Per oltre mezz’ora è rimasto senza segni vitali, mentre il carro funebre era già in arrivo. Poi, contro ogni aspettativa, ha riaperto gli occhi e chiesto di parlare con le figlie. Protagonista di questa vicenda ai limiti dell’incredibile è un uomo di 78 anni, residente a Marina Velca, frazione balneare di Tarquinia, che ha ripreso conoscenza dopo due arresti cardiaci consecutivi. I medici parlano di un raro episodio di sindrome di Lazzaro, un fenomeno poco conosciuto in cui il cuore ricomincia a battere spontaneamente dopo un apparente decesso.
Un doppio arresto cardiaco e il decesso constatato
Tutto è accaduto nella serata di venerdì 18 luglio. L’anziano, di origini libiche, ha accusato un grave malore nella sua abitazione sul litorale viterbese.
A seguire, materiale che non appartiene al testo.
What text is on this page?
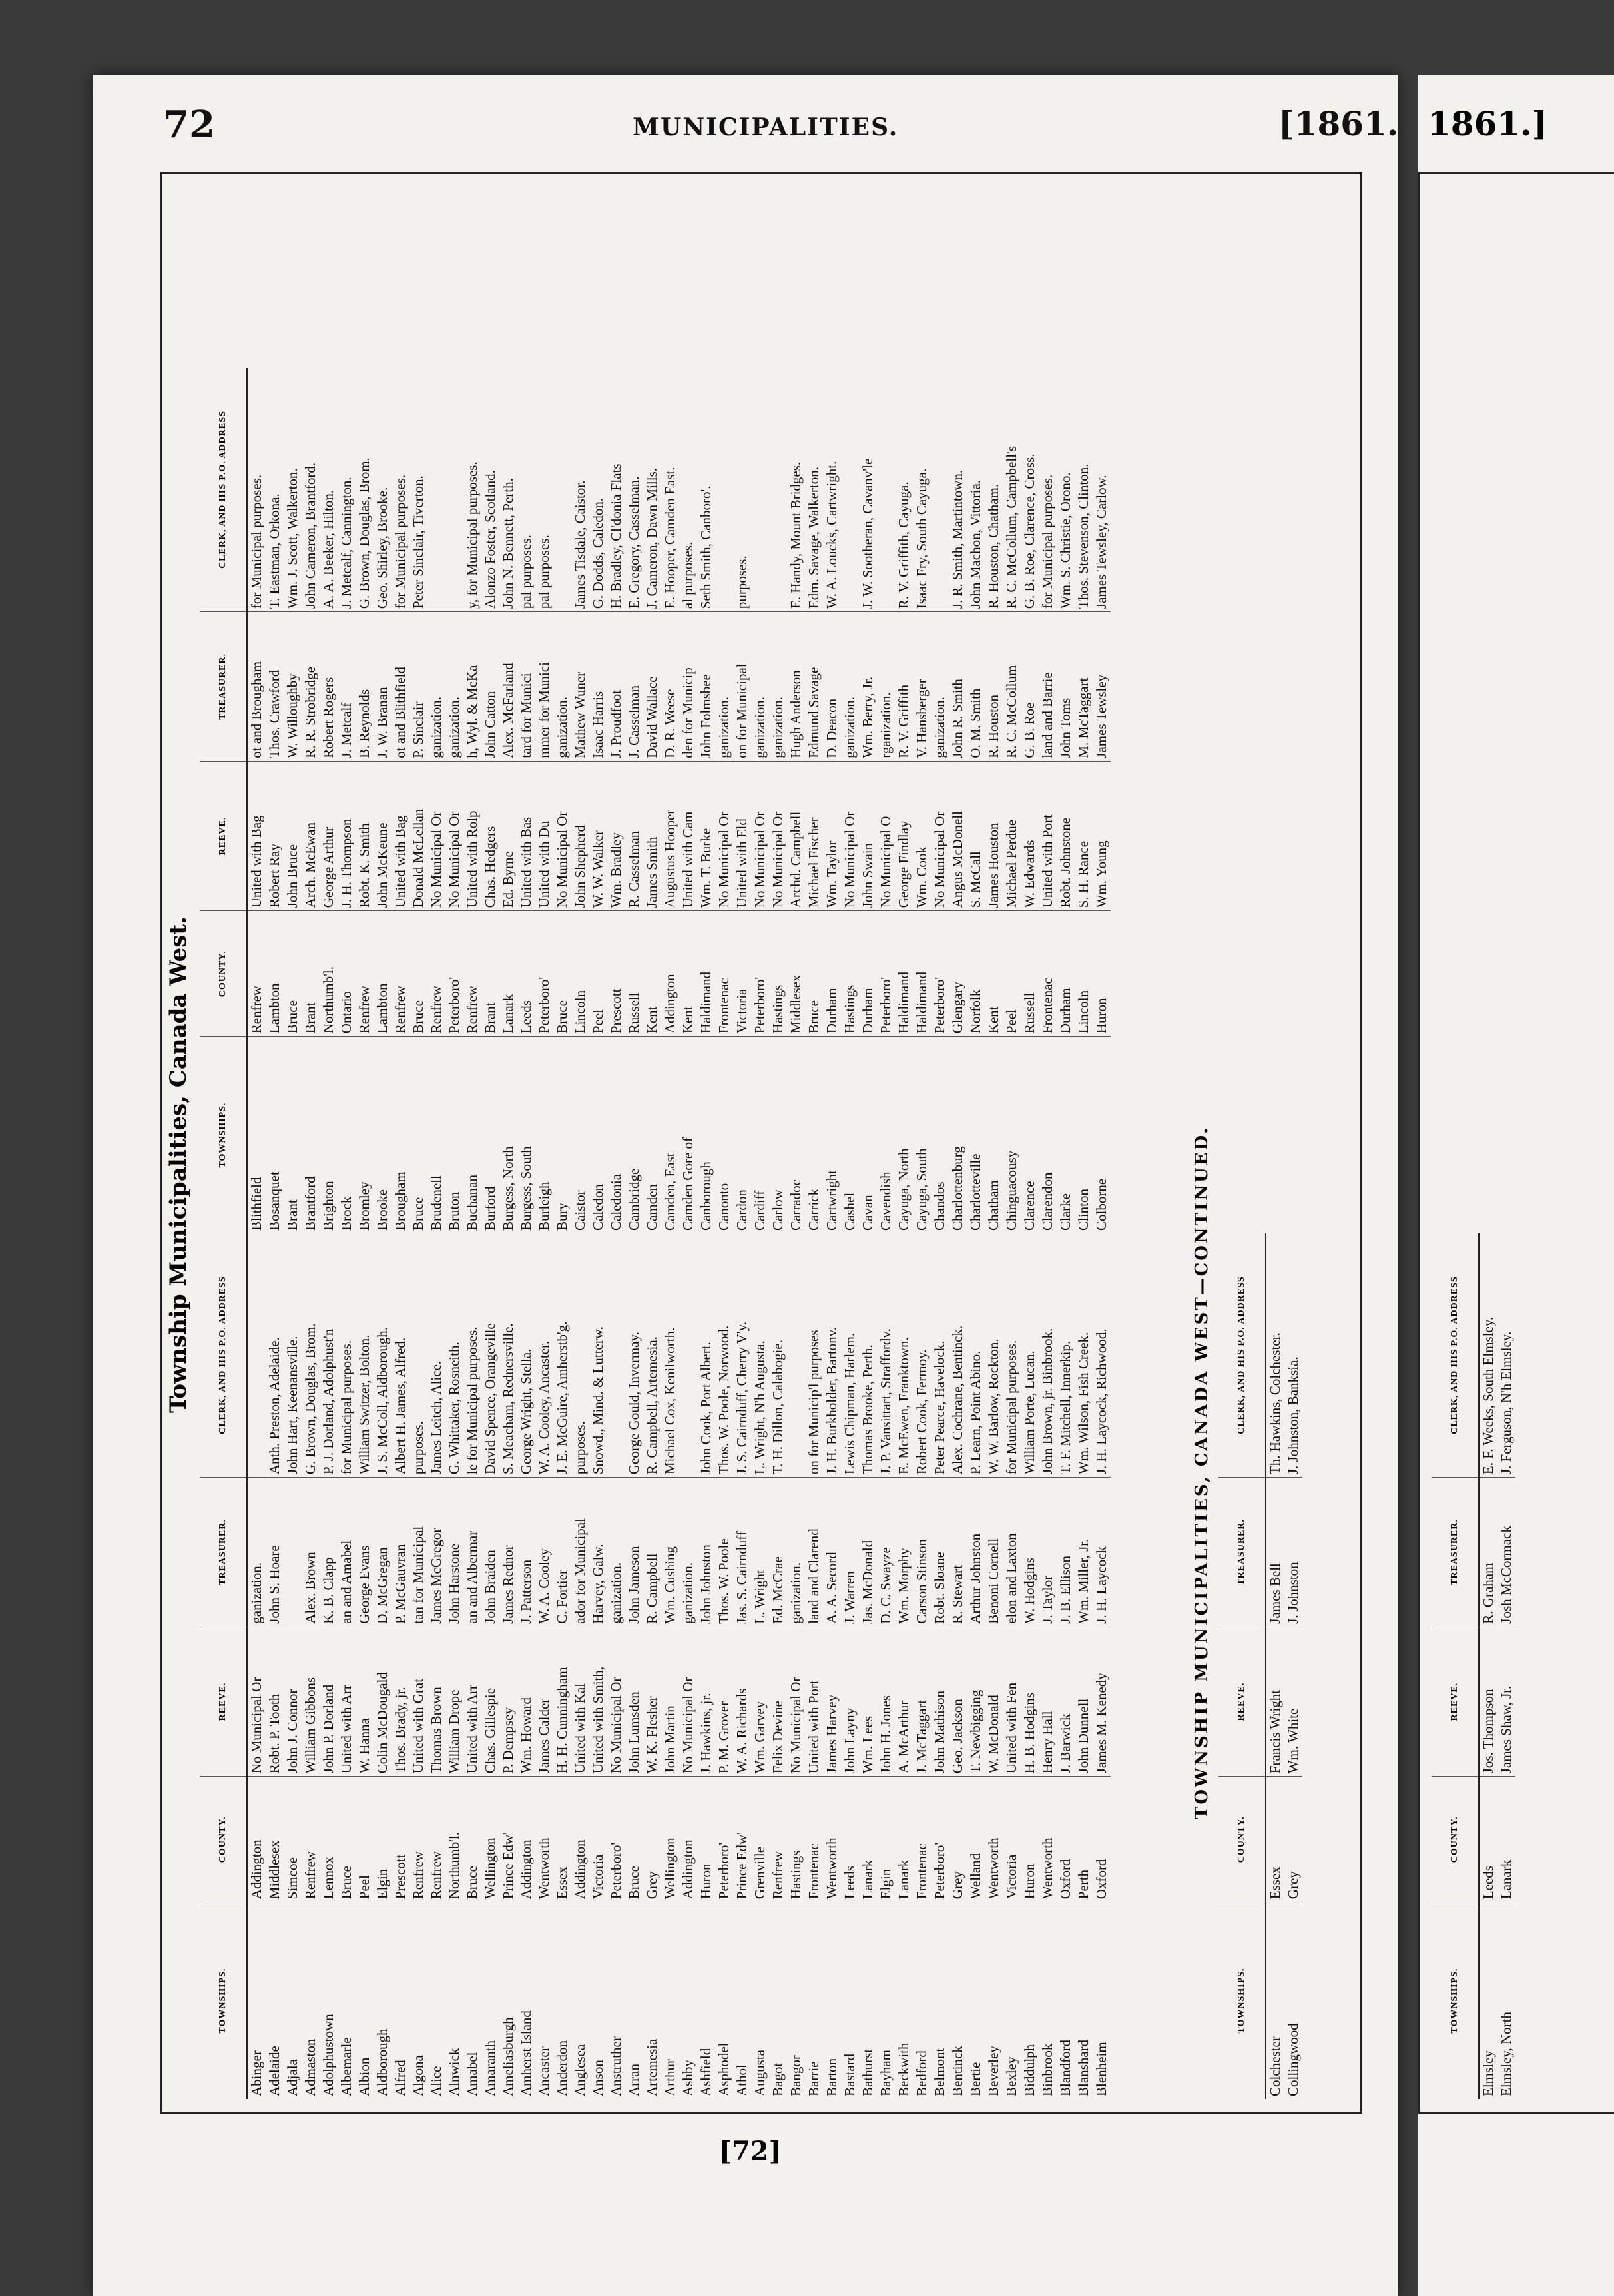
72	MUNICIPALITIES.	[1861.
Township Municipalities, Canada West.
TOWNSHIPS.	COUNTY.	REEVE.	TREASURER.	CLERK, AND HIS P.O. ADDRESS
Abinger	Addington	No Municipal Or	ganization.	
Adelaide	Middlesex	Robt. P. Tooth	John S. Hoare	Anth. Preston, Adelaide.
Adjala	Simcoe	John J. Connor		John Hart, Keenansville.
Admaston	Renfrew	William Gibbons	Alex. Brown	G. Brown, Douglas, Brom.
Adolphustown	Lennox	John P. Dorland	K. B. Clapp	P. J. Dorland, Adolphust'n
Albemarle	Bruce	United with Arr	an and Amabel	for Municipal purposes.
Albion	Peel	W. Hanna	George Evans	William Switzer, Bolton.
Aldborough	Elgin	Colin McDougald	D. McGregan	J. S. McColl, Aldborough.
Alfred	Prescott	Thos. Brady, jr.	P. McGauvran	Albert H. James, Alfred.
Algona	Renfrew	United with Grat	tan for Municipal	purposes.
Alice	Renfrew	Thomas Brown	James McGregor	James Leitch, Alice.
Alnwick	Northumb'l.	William Drope	John Harstone	G. Whittaker, Rosneith.
Amabel	Bruce	United with Arr	an and Albermar	le for Municipal purposes.
Amaranth	Wellington	Chas. Gillespie	John Braiden	David Spence, Orangeville
Ameliasburgh	Prince Edw'	P. Dempsey	James Rednor	S. Meacham, Rednersville.
Amherst Island	Addington	Wm. Howard	J. Patterson	George Wright, Stella.
Ancaster	Wentworth	James Calder	W. A. Cooley	W. A. Cooley, Ancaster.
Anderdon	Essex	H. H. Cunningham	C. Fortier	J. E. McGuire, Amherstb'g.
Anglesea	Addington	United with Kal	ador for Municipal	purposes.
Anson	Victoria	United with Smith,	Harvey, Galw.	Snowd., Mind. & Lutterw.
Anstruther	Peterboro'	No Municipal Or	ganization.	
Arran	Bruce	John Lumsden	John Jameson	George Gould, Invermay.
Artemesia	Grey	W. K. Flesher	R. Campbell	R. Campbell, Artemesia.
Arthur	Wellington	John Martin	Wm. Cushing	Michael Cox, Kenilworth.
Ashby	Addington	No Municipal Or	ganization.	
Ashfield	Huron	J. Hawkins, jr.	John Johnston	John Cook, Port Albert.
Asphodel	Peterboro'	P. M. Grover	Thos. W. Poole	Thos. W. Poole, Norwood.
Athol	Prince Edw'	W. A. Richards	Jas. S. Cairnduff	J. S. Cairnduff, Cherry V'y.
Augusta	Grenville	Wm. Garvey	L. Wright	L. Wright, N'h Augusta.
Bagot	Renfrew	Felix Devine	Ed. McCrae	T. H. Dillon, Calabogie.
Bangor	Hastings	No Municipal Or	ganization.	
Barrie	Frontenac	United with Port	land and Clarend	on for Municip'l purposes
Barton	Wentworth	James Harvey	A. A. Secord	J. H. Burkholder, Bartonv.
Bastard	Leeds	John Layny	J. Warren	Lewis Chipman, Harlem.
Bathurst	Lanark	Wm. Lees	Jas. McDonald	Thomas Brooke, Perth.
Bayham	Elgin	John H. Jones	D. C. Swayze	J. P. Vansittart, Straffordv.
Beckwith	Lanark	A. McArthur	Wm. Morphy	E. McEwen, Franktown.
Bedford	Frontenac	J. McTaggart	Carson Stinson	Robert Cook, Fermoy.
Belmont	Peterboro'	John Mathison	Robt. Sloane	Peter Pearce, Havelock.
Bentinck	Grey	Geo. Jackson	R. Stewart	Alex. Cochrane, Bentinck.
Bertie	Welland	T. Newbigging	Arthur Johnston	P. Learn, Point Abino.
Beverley	Wentworth	W. McDonald	Benoni Cornell	W. W. Barlow, Rockton.
Bexley	Victoria	United with Fen	elon and Laxton	for Municipal purposes.
Biddulph	Huron	H. B. Hodgins	W. Hodgins	William Porte, Lucan.
Binbrook	Wentworth	Henry Hall	J. Taylor	John Brown, jr. Binbrook.
Blandford	Oxford	J. Barwick	J. B. Ellison	T. F. Mitchell, Innerkip.
Blanshard	Perth	John Dunnell	Wm. Miller, Jr.	Wm. Wilson, Fish Creek.
Blenheim	Oxford	James M. Kenedy	J. H. Laycock	J. H. Laycock, Richwood.
TOWNSHIPS.	COUNTY.	REEVE.	TREASURER.	CLERK, AND HIS P.O. ADDRESS
Blithfield	Renfrew	United with Bag	ot and Brougham	for Municipal purposes.
Bosanquet	Lambton	Robert Ray	Thos. Crawford	T. Eastman, Orkona.
Brant	Bruce	John Bruce	W. Willoughby	Wm. J. Scott, Walkerton.
Brantford	Brant	Arch. McEwan	R. R. Strobridge	John Cameron, Brantford.
Brighton	Northumb'l.	George Arthur	Robert Rogers	A. A. Beeker, Hilton.
Brock	Ontario	J. H. Thompson	J. Metcalf	J. Metcalf, Cannington.
Bromley	Renfrew	Robt. K. Smith	B. Reynolds	G. Brown, Douglas, Brom.
Brooke	Lambton	John McKeune	J. W. Branan	Geo. Shirley, Brooke.
Brougham	Renfrew	United with Bag	ot and Blithfield	for Municipal purposes.
Bruce	Bruce	Donald McLellan	P. Sinclair	Peter Sinclair, Tiverton.
Brudenell	Renfrew	No Municipal Or	ganization.	
Bruton	Peterboro'	No Municipal Or	ganization.	
Buchanan	Renfrew	United with Rolp	h, Wyl. & McKa	y, for Municipal purposes.
Burford	Brant	Chas. Hedgers	John Catton	Alonzo Foster, Scotland.
Burgess, North	Lanark	Ed. Byrne	Alex. McFarland	John N. Bennett, Perth.
Burgess, South	Leeds	United with Bas	tard for Munici	pal purposes.
Burleigh	Peterboro'	United with Du	mmer for Munici	pal purposes.
Bury	Bruce	No Municipal Or	ganization.	
Caistor	Lincoln	John Shepherd	Mathew Wuner	James Tisdale, Caistor.
Caledon	Peel	W. W. Walker	Isaac Harris	G. Dodds, Caledon.
Caledonia	Prescott	Wm. Bradley	J. Proudfoot	H. Bradley, Cl'donia Flats
Cambridge	Russell	R. Casselman	J. Casselman	E. Gregory, Casselman.
Camden	Kent	James Smith	David Wallace	J. Cameron, Dawn Mills.
Camden, East	Addington	Augustus Hooper	D. R. Weese	E. Hooper, Camden East.
Camden Gore of	Kent	United with Cam	den for Municip	al purposes.
Canborough	Haldimand	Wm. T. Burke	John Folmsbee	Seth Smith, Canboro'.
Canonto	Frontenac	No Municipal Or	ganization.	
Cardon	Victoria	United with Eld	on for Municipal	purposes.
Cardiff	Peterboro'	No Municipal Or	ganization.	
Carlow	Hastings	No Municipal Or	ganization.	
Carradoc	Middlesex	Archd. Campbell	Hugh Anderson	E. Handy, Mount Bridges.
Carrick	Bruce	Michael Fischer	Edmund Savage	Edm. Savage, Walkerton.
Cartwright	Durham	Wm. Taylor	D. Deacon	W. A. Loucks, Cartwright.
Cashel	Hastings	No Municipal Or	ganization.	
Cavan	Durham	John Swain	Wm. Berry, Jr.	J. W. Sootheran, Cavanv'le
Cavendish	Peterboro'	No Municipal O	rganization.	
Cayuga, North	Haldimand	George Findlay	R. V. Griffith	R. V. Griffith, Cayuga.
Cayuga, South	Haldimand	Wm. Cook	V. Hansberger	Isaac Fry, South Cayuga.
Chandos	Peterboro'	No Municipal Or	ganization.	
Charlottenburg	Glengary	Angus McDonell	John R. Smith	J. R. Smith, Martintown.
Charlotteville	Norfolk	S. McCall	O. M. Smith	John Machon, Vittoria.
Chatham	Kent	James Houston	R. Houston	R. Houston, Chatham.
Chinguacousy	Peel	Michael Perdue	R. C. McCollum	R. C. McCollum, Campbell's
Clarence	Russell	W. Edwards	G. B. Roe	G. B. Roe, Clarence, Cross.
Clarendon	Frontenac	United with Port	land and Barrie	for Municipal purposes.
Clarke	Durham	Robt. Johnstone	John Toms	Wm. S. Christie, Orono.
Clinton	Lincoln	S. H. Rance	M. McTaggart	Thos. Stevenson, Clinton.
Colborne	Huron	Wm. Young	James Tewsley	James Tewsley, Carlow.
TOWNSHIP MUNICIPALITIES, CANADA WEST—CONTINUED.
TOWNSHIPS.	COUNTY.	REEVE.	TREASURER.	CLERK, AND HIS P.O. ADDRESS
Colchester	Essex	Francis Wright	James Bell	Th. Hawkins, Colchester.
Collingwood	Grey	Wm. White	J. Johnston	J. Johnston, Banksia.
[72]
1861.]
TOWNSHIPS.	COUNTY.	REEVE.	TREASURER.	CLERK, AND HIS P.O. ADDRESS
Elmsley	Leeds	Jos. Thompson	R. Graham	E. F. Weeks, South Elmsley.
Elmsley, North	Lanark	James Shaw, Jr.	Josh McCormack	J. Ferguson, N'h Elmsley.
L’intervento tempestivo dei sanitari del 118 non è bastato: l’uomo ha subito due arresti cardiaci in rapida successione. Nonostante i ripetuti tentativi di rianimazione da parte dei soccorritori, le condizioni sono apparse subito disperate. Dopo oltre trenta minuti di manovre, i medici hanno constatato il decesso, disponendo la sospensione delle cure e l’annullamento del volo dell’eliambulanza Pegaso, già in arrivo.
La rinascita: «Devo chiamare le mie figlie»
Quando tutto sembrava ormai compiuto e il corpo era stato lasciato nell’ambulanza in attesa del carro funebre, è accaduto l’imprevisto: il 78enne ha ripreso conoscenza. Con lucidità ha chiesto di poter contattare le figlie, lasciando esterrefatti i presenti. I paramedici hanno immediatamente controllato i parametri vitali, confermando il ritorno alla coscienza. L’uomo è stato quindi trasferito in ospedale, dove si trova tuttora ricoverato in condizioni stabili.
Cos’è la sindrome di Lazzaro
Il fenomeno, noto in letteratura medica come sindrome di Lazzaro, è tanto raro quanto misterioso. Si tratta di casi in cui il cuore riprende a battere autonomamente dopo l’interruzione delle manovre di rianimazione, senza interventi esterni. Il nome deriva dall’episodio evangelico della resurrezione di Lazzaro ed è utilizzato per descrivere queste riprese spontanee, che continuano a sorprendere anche i professionisti più esperti. La sindrome solleva importanti questioni sui tempi e i protocolli con cui viene accertata la morte clinica.
Tensione sul posto: carabiniere ferito da un cane
Nel frattempo, un episodio secondario ha contribuito ad aumentare la concitazione. Durante le operazioni di soccorso, un carabiniere intervenuto per supportare il personale medico è stato morso dal cane dell’anziano, un esemplare di grossa taglia che si stava cercando di mettere in sicurezza. Il militare è stato portato in ospedale per accertamenti, riportando ferite lievi.